Organizational Learning – Are your staff members teaching one another what they know?

How does your organization rate on Organizational Learning? Are your staff sharing knowledge and teaching one another what they know – about your clients or customers, about best practices? Who has valuable knowledge that’s not being tapped into?

“Learning Organizations” refers to continuous improvement of organizational practices, through reflection, sharing feedback and evaluation of outcomes.  In learning organizations employees reflect on what works and what doesn’t work in business practices; they also discuss how effectively people are working together, in teams and departments. Companies who want their employees to learn and grow spend time developing a strategy for knowledge-sharing, which can include any of these activities:

  • Provide time for employees to reflect on what’s working and what’s not, and have them generate recommendations to improve business processes. Make sure HR and management are committed to giving staff time for these conversations.
  • Create Action Learning teams with people from different departments who come together to solve an organizational problem. They’re like an ad-hoc team, meeting for the amount of time it takes to generate a working solution. Use an Action Learning coach to guide the team to harness their learning and to develop their leadership skills during the course of the team’s work.

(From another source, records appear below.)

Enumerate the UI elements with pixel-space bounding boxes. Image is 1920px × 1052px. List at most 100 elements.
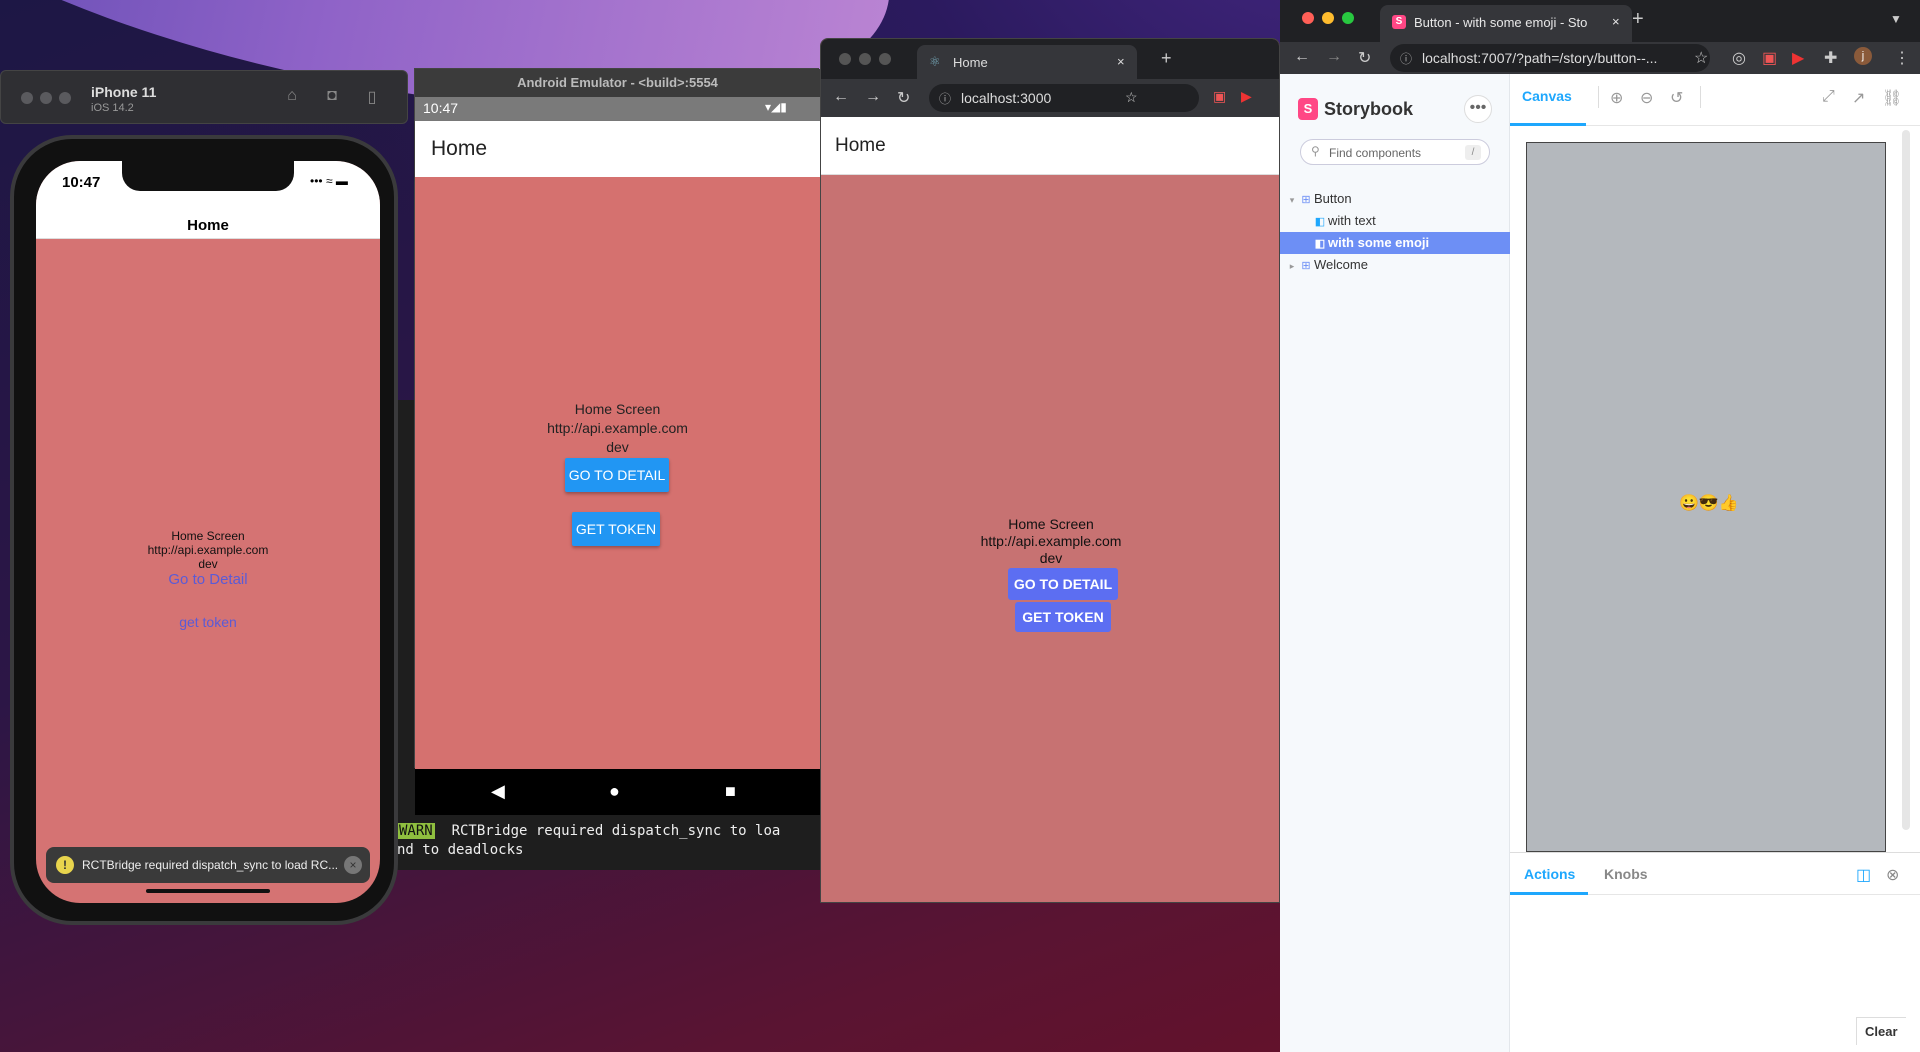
extension-icon[interactable]: ▶ <box>1241 88 1252 105</box>
close-window-dot[interactable] <box>21 92 33 104</box>
home-screen-label: Home Screen <box>574 401 661 417</box>
tab-actions[interactable]: Actions <box>1524 866 1575 882</box>
get-token-button[interactable]: GET TOKEN <box>572 512 660 546</box>
close-panel-icon[interactable]: ⊗ <box>1886 865 1899 885</box>
more-menu-icon[interactable]: ⋮ <box>1894 48 1910 68</box>
extension-icon[interactable]: ◎ <box>1732 48 1746 68</box>
terminal-line-deadlocks: nd to deadlocks <box>397 842 524 858</box>
web-tab-strip: ⚛ Home × + <box>821 39 1279 79</box>
back-icon[interactable]: ◀ <box>491 781 505 802</box>
bookmark-icon[interactable]: ☆ <box>1694 48 1708 68</box>
web-address-bar[interactable]: ⓘ localhost:3000 ☆ <box>929 84 1199 112</box>
sb-canvas-toolbar: Canvas ⊕ ⊖ ↺ ⤢ ↗ ⛓ <box>1510 74 1920 126</box>
sb-tree-with-text[interactable]: ◧ with text <box>1280 210 1510 232</box>
minimize-window-dot[interactable] <box>1322 12 1334 24</box>
home-icon[interactable]: ● <box>609 781 620 802</box>
sb-tree-button[interactable]: ▾ ⊞ Button <box>1280 188 1510 210</box>
toolbar-divider <box>1598 86 1599 108</box>
rotate-icon[interactable]: ▯ <box>361 87 383 109</box>
android-app-bar-title: Home <box>431 137 488 160</box>
android-nav-bar: ◀ ● ■ <box>415 769 820 815</box>
sb-tree-welcome[interactable]: ▸ ⊞ Welcome <box>1280 254 1510 276</box>
forward-icon[interactable]: → <box>1326 48 1342 66</box>
bookmark-icon[interactable]: ☆ <box>1125 89 1138 106</box>
tab-knobs[interactable]: Knobs <box>1604 866 1648 882</box>
go-to-detail-link[interactable]: Go to Detail <box>36 571 380 588</box>
web-app-bar-title: Home <box>835 135 886 156</box>
tab-active-indicator <box>1510 123 1586 126</box>
android-window-title: Android Emulator - <build>:5554 <box>415 69 820 97</box>
web-tab-home[interactable]: ⚛ Home × <box>917 45 1137 79</box>
extension-icon[interactable]: ▣ <box>1213 88 1226 105</box>
chevron-down-icon: ▾ <box>1289 195 1295 205</box>
new-tab-icon[interactable]: + <box>1632 8 1644 31</box>
scrollbar[interactable] <box>1902 130 1910 830</box>
reload-icon[interactable]: ↻ <box>897 88 910 108</box>
yellow-box-warning[interactable]: ! RCTBridge required dispatch_sync to lo… <box>46 847 370 883</box>
tab-active-indicator <box>1510 892 1588 895</box>
profile-avatar[interactable]: j <box>1854 47 1872 65</box>
home-screen-label: Home Screen <box>1008 516 1094 532</box>
reload-icon[interactable]: ↻ <box>1358 48 1371 68</box>
zoom-in-icon[interactable]: ⊕ <box>1610 88 1623 108</box>
new-tab-icon[interactable]: + <box>1161 48 1172 69</box>
search-icon: ⚲ <box>1311 144 1320 158</box>
warning-icon: ! <box>56 856 74 874</box>
close-window-dot[interactable] <box>1302 12 1314 24</box>
zoom-out-icon[interactable]: ⊖ <box>1640 88 1653 108</box>
android-app-bar: Home <box>415 121 820 177</box>
emoji-button[interactable]: 😀😎👍 <box>1679 493 1739 513</box>
zoom-window-dot[interactable] <box>1342 12 1354 24</box>
clear-button[interactable]: Clear <box>1856 1017 1906 1045</box>
tab-menu-icon[interactable]: ▼ <box>1890 12 1902 26</box>
warning-text: RCTBridge required dispatch_sync to load… <box>82 858 339 872</box>
home-indicator <box>146 889 270 893</box>
get-token-link[interactable]: get token <box>36 614 380 630</box>
get-token-button[interactable]: GET TOKEN <box>1015 602 1111 632</box>
back-icon[interactable]: ← <box>1294 48 1310 66</box>
storybook-favicon-icon: S <box>1392 15 1406 29</box>
back-icon[interactable]: ← <box>833 88 849 106</box>
fullscreen-icon[interactable]: ⤢ <box>1822 88 1835 106</box>
sb-search-input[interactable]: ⚲ Find components / <box>1300 139 1490 165</box>
storybook-logo-icon: S <box>1298 98 1318 120</box>
zoom-reset-icon[interactable]: ↺ <box>1670 88 1683 108</box>
zoom-window-dot[interactable] <box>59 92 71 104</box>
extension-icon[interactable]: ▣ <box>1762 48 1777 68</box>
ios-simulator-toolbar: iPhone 11 iOS 14.2 ⌂ ◘ ▯ <box>0 70 408 124</box>
forward-icon[interactable]: → <box>865 88 881 106</box>
minimize-window-dot[interactable] <box>40 92 52 104</box>
web-tab-title: Home <box>953 55 988 70</box>
home-icon[interactable]: ⌂ <box>281 87 303 109</box>
sb-toolbar: ← → ↻ ⓘ localhost:7007/?path=/story/butt… <box>1280 42 1920 74</box>
zoom-window-dot[interactable] <box>879 53 891 65</box>
close-tab-icon[interactable]: × <box>1117 54 1125 69</box>
android-screen: Home Screen http://api.example.com dev G… <box>415 177 820 769</box>
close-tab-icon[interactable]: × <box>1612 14 1620 29</box>
terminal-line-warn: WARN RCTBridge required dispatch_sync to… <box>397 822 780 840</box>
env-text: dev <box>1039 550 1063 566</box>
env-text: dev <box>606 439 629 455</box>
go-to-detail-button[interactable]: GO TO DETAIL <box>1008 568 1118 600</box>
dismiss-icon[interactable]: × <box>344 856 362 874</box>
screenshot-icon[interactable]: ◘ <box>321 87 343 109</box>
sb-tree-with-some-emoji[interactable]: ◧ with some emoji <box>1280 232 1510 254</box>
extension-icon[interactable]: ▶ <box>1792 48 1804 68</box>
open-new-tab-icon[interactable]: ↗ <box>1852 88 1865 108</box>
overview-icon[interactable]: ■ <box>725 781 736 802</box>
panel-orientation-icon[interactable]: ◫ <box>1856 865 1871 885</box>
home-screen-label: Home Screen <box>171 529 245 543</box>
copy-link-icon[interactable]: ⛓ <box>1882 88 1902 108</box>
puzzle-icon[interactable]: ✚ <box>1824 48 1837 68</box>
tab-canvas[interactable]: Canvas <box>1522 88 1572 104</box>
storybook-browser-window: S Button - with some emoji - Sto × + ▼ ←… <box>1280 0 1920 1052</box>
sb-menu-button[interactable]: ••• <box>1464 95 1492 123</box>
minimize-window-dot[interactable] <box>859 53 871 65</box>
notch <box>122 161 294 191</box>
sb-tree-label: with some emoji <box>1328 235 1430 250</box>
sb-address-bar[interactable]: ⓘ localhost:7007/?path=/story/button--..… <box>1390 44 1710 72</box>
go-to-detail-button[interactable]: GO TO DETAIL <box>565 458 669 492</box>
sb-tree-label: with text <box>1328 213 1376 228</box>
close-window-dot[interactable] <box>839 53 851 65</box>
sb-tab-active[interactable]: S Button - with some emoji - Sto × <box>1380 5 1632 42</box>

  • Set aside time should allow for employees to teach one another, so you might think of this as a “teaching organization”, which was coined by leadership author Noel Tichy. He points out that everyone in the organization probably has something to teach others, regardless of their position. For example, the parking valet in a hospital lot is the last person to see patients before they leave the hospital, and may have a conversation with the patient about their experience. The patient might complain, or s/he might praise the hospital staff on excellent treatment. That’s valuable feedback; don’t wait for the “patient experience” survey, just ask the valet!
  •  Create a structure for collecting knowledge and for disseminating it – through brown bags, trainings, team meetings.
  •  Clarify feedback loops and make sure that the feedback about processes and systems is getting to the right people. Make sure that there is accountability for mistakes, so that something is done with the feedback to improve the way work is done. In a learning organization, everyone is responsible for what happens; rather than blaming an individual, we need to ask “What is it in the system that’s not working that allowed for this mistake to happen.”

So, How does your organization rate on Organizational Learning? Are your staff teaching one another? Who has valuable knowledge that’s not being tapped into? Does your organization have clear feedback loops, and do you have activities to generate feedback?